The tragic death at the Ulster Grand Prix and the serious injuries sustained by two other riders have reignited the debate about road racing and the huge risks it entails.
The sport has a massive following, and many News Letter readers are among those who savour it.
The overwhelming view of the fans is that participants know the risks and have the right to take that risk.
There is no doubt at all that the danger of losing your life is significant, but nor is there any doubt that the awareness of this danger is understood by riders.
For as long as the sport continues, it will be a highly dangerous one. There are other popular sports that are perilous, including horse riding, sports that will also never have a shortage of participants despite the serious risks.
But while the right to participate in extreme or dangerous sports is one that is jealously guarded, we should all be able to agree about the need to push further forward in motoring safety for regular traffic on our public roads.
There has been extraordinary progress. In the late 1960s and early 1970s, around 300 people died each year on the roads in Northern Ireland.

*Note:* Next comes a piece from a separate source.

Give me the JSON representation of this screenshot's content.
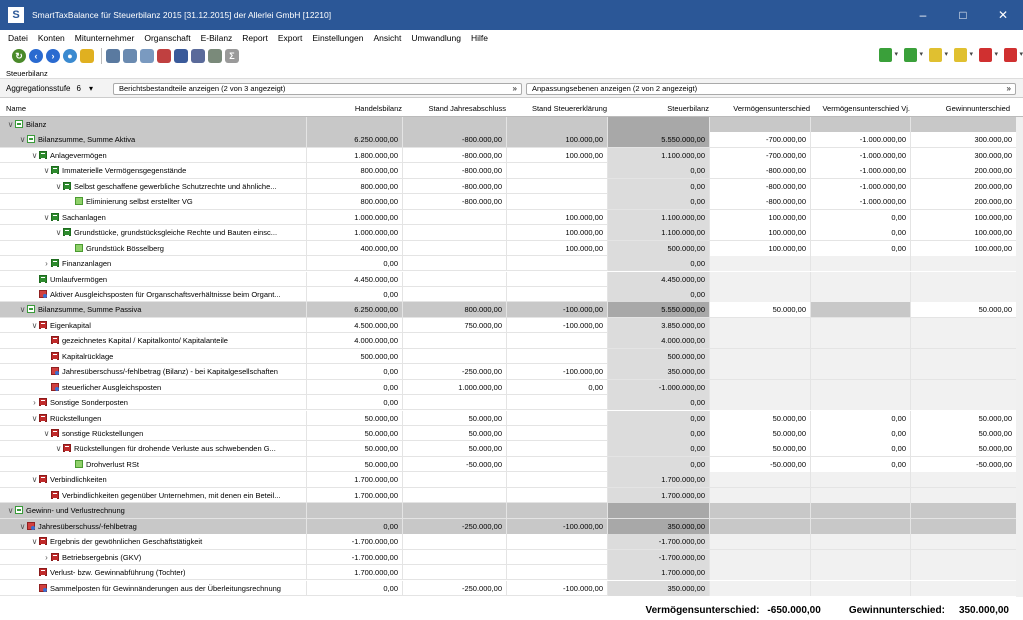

Since then traffic levels have more than doubled, but road death totals have relentlessly fallen.
Last year the total number of fatalities, 69, was the fifth lowest since records for the Province began in the 1930s. This is a huge triumph of regulation and enforcement.
Cars are safer, roads are better designed, signage is better, drivers are better trained, the public is better informed of the risks, laws are stricter and policing of those laws is tougher.
This year 33 people have died on our roads, compared to 39 in the same period last year, which suggests we are on course for another year of a relatively low number of casualties. But the horrific death of a young boy in Bessbrook, Co Armagh, yesterday is a reminder that we must not relent in the quest to make our roads safer still.